Pentagon Builds Units To Transport Ebola Patients
First time accepted submitter halfquibble52 writes As more U.S. troops head to West Africa, the Pentagon is developing portable isolation units that can carry up to 12 Ebola patients for transport on military planes. The Pentagon says it does not expect it will need the units for 3,000 U.S. troops heading to the region to combat the virus because military personnel will not be treating Ebola patients directly. Instead, the troops are focusing on building clinics, training personnel and testing patient blood samples for Ebola.

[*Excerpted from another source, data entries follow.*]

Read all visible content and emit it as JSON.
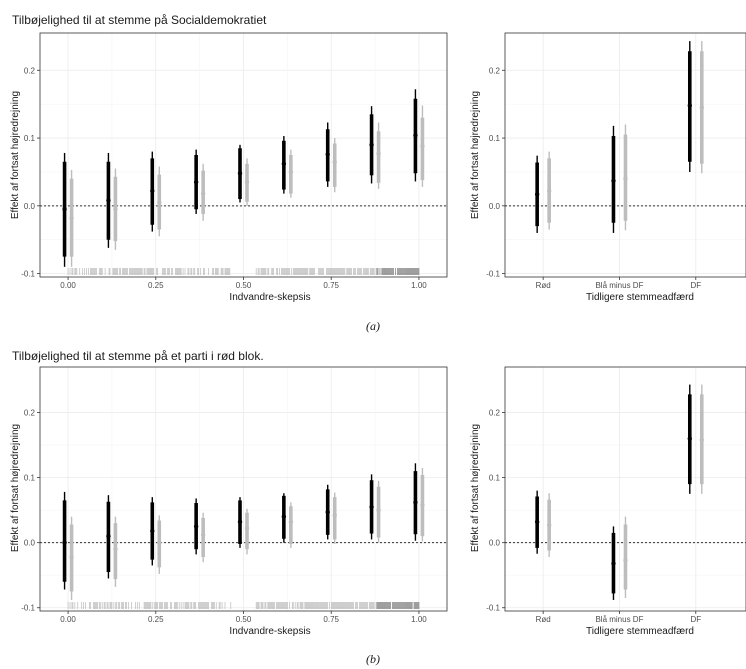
{
  "figure": {
    "caption_a": "(a)",
    "caption_b": "(b)"
  },
  "colors": {
    "black": "#000000",
    "grey": "#bdbdbd",
    "grid": "#ebebeb",
    "frame": "#333333"
  },
  "chart_data": [
    {
      "id": "a-left",
      "type": "scatter",
      "title": "Tilbøjelighed til at stemme på Socialdemokratiet",
      "xlabel": "Indvandre-skepsis",
      "ylabel": "Effekt af fortsat højredrejning",
      "xlim": [
        -0.08,
        1.08
      ],
      "ylim": [
        -0.105,
        0.255
      ],
      "xticks": [
        0.0,
        0.25,
        0.5,
        0.75,
        1.0
      ],
      "xtick_labels": [
        "0.00",
        "0.25",
        "0.50",
        "0.75",
        "1.00"
      ],
      "yticks": [
        -0.1,
        0.0,
        0.1,
        0.2
      ],
      "ytick_labels": [
        "-0.1",
        "0.0",
        "0.1",
        "0.2"
      ],
      "grid": true,
      "reference_line": 0,
      "rug": true,
      "x": [
        0.0,
        0.125,
        0.25,
        0.375,
        0.5,
        0.625,
        0.75,
        0.875,
        1.0
      ],
      "series": [
        {
          "color": "#000000",
          "est": [
            -0.005,
            0.008,
            0.022,
            0.035,
            0.048,
            0.062,
            0.076,
            0.09,
            0.104
          ],
          "lo95": [
            -0.09,
            -0.062,
            -0.038,
            -0.012,
            0.005,
            0.018,
            0.028,
            0.033,
            0.036
          ],
          "hi95": [
            0.078,
            0.078,
            0.08,
            0.083,
            0.09,
            0.103,
            0.123,
            0.147,
            0.172
          ],
          "lo90": [
            -0.075,
            -0.05,
            -0.028,
            -0.005,
            0.01,
            0.024,
            0.036,
            0.045,
            0.048
          ],
          "hi90": [
            0.065,
            0.065,
            0.07,
            0.075,
            0.085,
            0.096,
            0.113,
            0.135,
            0.158
          ]
        },
        {
          "color": "#bdbdbd",
          "est": [
            -0.018,
            -0.005,
            0.005,
            0.018,
            0.035,
            0.05,
            0.065,
            0.077,
            0.088
          ],
          "lo95": [
            -0.09,
            -0.065,
            -0.045,
            -0.022,
            0.0,
            0.012,
            0.02,
            0.025,
            0.028
          ],
          "hi95": [
            0.053,
            0.055,
            0.058,
            0.062,
            0.07,
            0.083,
            0.1,
            0.123,
            0.148
          ],
          "lo90": [
            -0.075,
            -0.052,
            -0.035,
            -0.012,
            0.006,
            0.018,
            0.028,
            0.034,
            0.038
          ],
          "hi90": [
            0.04,
            0.043,
            0.046,
            0.052,
            0.062,
            0.075,
            0.092,
            0.11,
            0.13
          ]
        }
      ]
    },
    {
      "id": "a-right",
      "type": "scatter",
      "xlabel": "Tidligere stemmeadfærd",
      "ylabel": "Effekt af fortsat højredrejning",
      "categories": [
        "Rød",
        "Blå minus DF",
        "DF"
      ],
      "ylim": [
        -0.105,
        0.255
      ],
      "yticks": [
        -0.1,
        0.0,
        0.1,
        0.2
      ],
      "ytick_labels": [
        "-0.1",
        "0.0",
        "0.1",
        "0.2"
      ],
      "grid": true,
      "reference_line": 0,
      "series": [
        {
          "color": "#000000",
          "est": [
            0.017,
            0.037,
            0.148
          ],
          "lo95": [
            -0.04,
            -0.04,
            0.05
          ],
          "hi95": [
            0.074,
            0.118,
            0.243
          ],
          "lo90": [
            -0.03,
            -0.025,
            0.065
          ],
          "hi90": [
            0.064,
            0.103,
            0.228
          ]
        },
        {
          "color": "#bdbdbd",
          "est": [
            0.022,
            0.04,
            0.145
          ],
          "lo95": [
            -0.035,
            -0.036,
            0.048
          ],
          "hi95": [
            0.08,
            0.12,
            0.243
          ],
          "lo90": [
            -0.025,
            -0.022,
            0.062
          ],
          "hi90": [
            0.07,
            0.105,
            0.228
          ]
        }
      ]
    },
    {
      "id": "b-left",
      "type": "scatter",
      "title": "Tilbøjelighed til at stemme på et parti i rød blok.",
      "xlabel": "Indvandre-skepsis",
      "ylabel": "Effekt af fortsat højredrejning",
      "xlim": [
        -0.08,
        1.08
      ],
      "ylim": [
        -0.105,
        0.27
      ],
      "xticks": [
        0.0,
        0.25,
        0.5,
        0.75,
        1.0
      ],
      "xtick_labels": [
        "0.00",
        "0.25",
        "0.50",
        "0.75",
        "1.00"
      ],
      "yticks": [
        -0.1,
        0.0,
        0.1,
        0.2
      ],
      "ytick_labels": [
        "-0.1",
        "0.0",
        "0.1",
        "0.2"
      ],
      "grid": true,
      "reference_line": 0,
      "rug": true,
      "x": [
        0.0,
        0.125,
        0.25,
        0.375,
        0.5,
        0.625,
        0.75,
        0.875,
        1.0
      ],
      "series": [
        {
          "color": "#000000",
          "est": [
            0.0,
            0.01,
            0.018,
            0.025,
            0.032,
            0.04,
            0.047,
            0.055,
            0.062
          ],
          "lo95": [
            -0.072,
            -0.055,
            -0.035,
            -0.018,
            -0.008,
            0.0,
            0.005,
            0.005,
            0.003
          ],
          "hi95": [
            0.078,
            0.073,
            0.07,
            0.068,
            0.07,
            0.076,
            0.089,
            0.105,
            0.122
          ],
          "lo90": [
            -0.06,
            -0.045,
            -0.026,
            -0.01,
            -0.002,
            0.006,
            0.012,
            0.014,
            0.013
          ],
          "hi90": [
            0.065,
            0.063,
            0.062,
            0.061,
            0.065,
            0.072,
            0.082,
            0.096,
            0.11
          ]
        },
        {
          "color": "#bdbdbd",
          "est": [
            -0.022,
            -0.01,
            0.0,
            0.012,
            0.022,
            0.032,
            0.042,
            0.05,
            0.058
          ],
          "lo95": [
            -0.088,
            -0.068,
            -0.048,
            -0.03,
            -0.018,
            -0.008,
            -0.002,
            0.0,
            0.002
          ],
          "hi95": [
            0.04,
            0.04,
            0.042,
            0.046,
            0.052,
            0.062,
            0.077,
            0.095,
            0.115
          ],
          "lo90": [
            -0.075,
            -0.056,
            -0.038,
            -0.022,
            -0.01,
            -0.002,
            0.005,
            0.008,
            0.01
          ],
          "hi90": [
            0.028,
            0.03,
            0.034,
            0.038,
            0.046,
            0.056,
            0.07,
            0.086,
            0.104
          ]
        }
      ]
    },
    {
      "id": "b-right",
      "type": "scatter",
      "xlabel": "Tidligere stemmeadfærd",
      "ylabel": "Effekt af fortsat højredrejning",
      "categories": [
        "Rød",
        "Blå minus DF",
        "DF"
      ],
      "ylim": [
        -0.105,
        0.27
      ],
      "yticks": [
        -0.1,
        0.0,
        0.1,
        0.2
      ],
      "ytick_labels": [
        "-0.1",
        "0.0",
        "0.1",
        "0.2"
      ],
      "grid": true,
      "reference_line": 0,
      "series": [
        {
          "color": "#000000",
          "est": [
            0.032,
            -0.032,
            0.16
          ],
          "lo95": [
            -0.017,
            -0.088,
            0.075
          ],
          "hi95": [
            0.08,
            0.025,
            0.243
          ],
          "lo90": [
            -0.008,
            -0.078,
            0.09
          ],
          "hi90": [
            0.071,
            0.015,
            0.228
          ]
        },
        {
          "color": "#bdbdbd",
          "est": [
            0.027,
            -0.027,
            0.158
          ],
          "lo95": [
            -0.022,
            -0.085,
            0.075
          ],
          "hi95": [
            0.076,
            0.04,
            0.243
          ],
          "lo90": [
            -0.012,
            -0.072,
            0.09
          ],
          "hi90": [
            0.066,
            0.028,
            0.228
          ]
        }
      ]
    }
  ]
}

Oh look, a freaking moron came out of the woodwork. I love how you skipped over mass exploitation, aparthied, segregation, slavery, and all the other shit that caused the issues you highlight so.....offensively
Redirect all international flights from risky nations to a small number of quarantine zones
When I flew to and from Ghana, I went through London. Is Great Britain considered a "risky" nation? Should my flight of 100+ people be diverted because one person came from a place where a rare disease is somewhat less rare? If so, then you must also divert thousands of other flights. Soon the logistics of scale creep in, and you're processing a ridiculous number of passengers through this "small number" of quarantine sites.

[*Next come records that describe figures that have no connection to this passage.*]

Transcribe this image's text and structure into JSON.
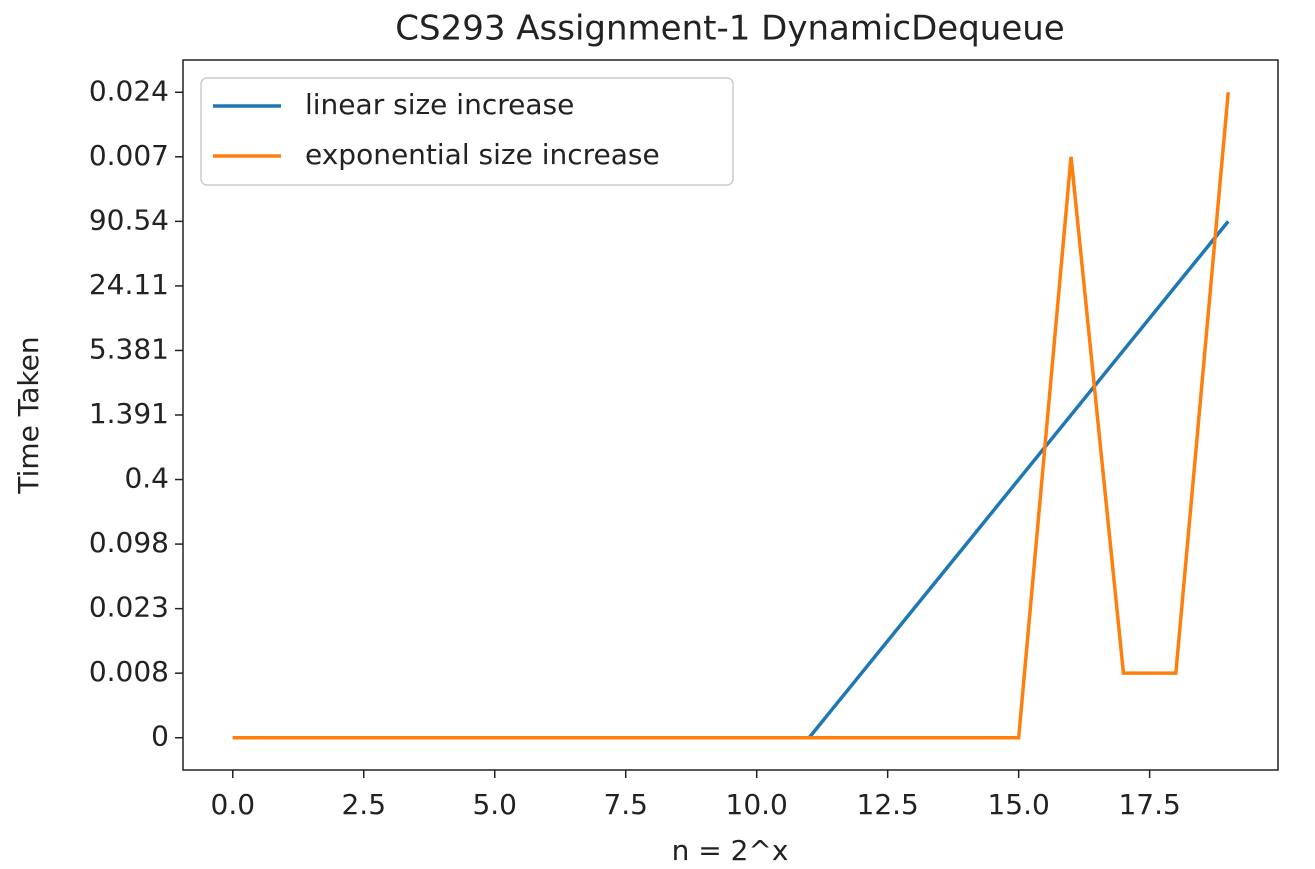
{
  "chart_data": {
    "type": "line",
    "title": "CS293 Assignment-1 DynamicDequeue",
    "xlabel": "n = 2^x",
    "ylabel": "Time Taken",
    "x": [
      0,
      1,
      2,
      3,
      4,
      5,
      6,
      7,
      8,
      9,
      10,
      11,
      12,
      13,
      14,
      15,
      16,
      17,
      18,
      19
    ],
    "series": [
      {
        "name": "linear size increase",
        "color": "#1f77b4",
        "values": [
          0,
          0,
          0,
          0,
          0,
          0,
          0,
          0,
          0,
          0,
          0,
          0,
          1,
          2,
          3,
          4,
          5,
          6,
          7,
          8
        ]
      },
      {
        "name": "exponential size increase",
        "color": "#ff7f0e",
        "values": [
          0,
          0,
          0,
          0,
          0,
          0,
          0,
          0,
          0,
          0,
          0,
          0,
          0,
          0,
          0,
          0,
          9,
          1,
          1,
          10
        ]
      }
    ],
    "xlim": [
      -0.95,
      19.95
    ],
    "xticks": [
      {
        "value": 0,
        "label": "0.0"
      },
      2.5,
      {
        "value": 5,
        "label": "5.0"
      },
      7.5,
      {
        "value": 10,
        "label": "10.0"
      },
      12.5,
      {
        "value": 15,
        "label": "15.0"
      },
      17.5
    ],
    "ylim": [
      -0.5,
      10.5
    ],
    "yticks": [
      {
        "value": 0,
        "label": "0"
      },
      {
        "value": 1,
        "label": "0.008"
      },
      {
        "value": 2,
        "label": "0.023"
      },
      {
        "value": 3,
        "label": "0.098"
      },
      {
        "value": 4,
        "label": "0.4"
      },
      {
        "value": 5,
        "label": "1.391"
      },
      {
        "value": 6,
        "label": "5.381"
      },
      {
        "value": 7,
        "label": "24.11"
      },
      {
        "value": 8,
        "label": "90.54"
      },
      {
        "value": 9,
        "label": "0.007"
      },
      {
        "value": 10,
        "label": "0.024"
      }
    ],
    "legend": "upper left"
  }
}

Let's not discuss the cost of diverting so much travel and disrupting so many plans.
If we have a sufficiently fast, cheap, and reliable Ebola screening test...
...but we don't. We don't have anything remotely like that. Reliable testing takes a few days to get results. Faster screening is asking "do you have these symptoms", but since symptoms don't appear for a week after infection, it's often inaccurate.
You do not have a moral or legal right to do absolutely anything you want.
This is why I'm not panicking about an Ebola plague - despite the media's and some politician's attempts to make it seem like Ebola Doomsday is just over the horizon. Ebola isn't an easy disease to catch. It doesn't spread by air (even though the conspiracy theorists would say otherwise). You need direct bodily fluid contact. This is why in the Duncan case his family and friends weren't infected but a couple of health care workers (who were close to him when he was the sickest and thus had the biggest viral load) were.
Worst case scenario is that we will isolate the infected and anyone they came in contact with. The disease would quickly lose its infection vector and die out. However, with only about 9 cases in the US so far, I think we're a long way from needing to take these steps.
Nigeria imposed quarantines early and quickly and they have been declared Ebola free.
My sci-fi novel, Ghost Thief, is now available from Amazon.com.
Your method of dealing with a virulent disease has worked... never.
Meh. Virulence (severity of effects) is only one of two relevant factors when trying to figure out how to manage a disease. The other is communicability, and that, in fact, is the variable that matters most when you decide to what extent quarantine is necessary or appropriate. The more communicable the disease the more important it is to isolate those that have it, unless its virulence is so low that you just don't care.
Ebola, however, is one of the least communicable diseases possible. Literally. If it were much less infectious it would just die out on its own.
Infectious disease modelling uses several values to describe communicability, but the most important one is basic reproduction number, called R0. Diseases with an R0 of <1 will die out on their own because the number specifies the average number of new infections that will arise from an infected person in "normal" society. The exact value of R0 is society-dependent. Measles, for example, has an R0 of between 12 and 18, lower in societies with greater personal space and higher in societies with less personal space, because measles is transmitted via aerosols.
Recent studies put R0 for Ebola in the 1-2 range, in Africa. Given the way in which it's transmitted, the highest infection rates are in societies with poor sanitation infrastructure and/or practices, like Liberia, and even there Ebola is barely able to reproduce enough to grow. This is why it's been hanging around with only periodic, mostly small, outbreaks for 40+ years. The same recent studies say that all that's necessary to stop the outbreak completely is to reduce the new cases by 50%. That's all, and Ebola's poor communicability will mean that the outbreak will collapse.
I posit -- though we'll never have the numbers needed to evaluate it statistically -- that Ebola's R0 in developed countries with good sanitation infrastructure is <<1. Notice that so far the only infections that have occurred in the US were of health care workers treating the ill, and doing so with inadequate care. None of the family members or other people the infected individuals have come in contact with have contracted the disease, in spite of the fact that there have been hundreds. The sparse data so far argues for an R0 of ~0.01 in the US.
This means that quarantining people who may have come into brief contact with an Ebola patient is unnecessarily restrictive and -- as the GP explained quite clearly -- very likely to be counterproductive.
It doesn't make sense to use the same response for every disease any more than it makes sense to give the same medicine for every disease. Let the professionals who know what they're doing devise the protocols for limiting the spread. And what they -- very sensibly! -- recommend is simply to quarantine those actually diagnosed, and to have their caregivers take appropriate precautions against infection. Barring a mutation that dramatically increases the communicability of the disease, that will be perfectly adequate.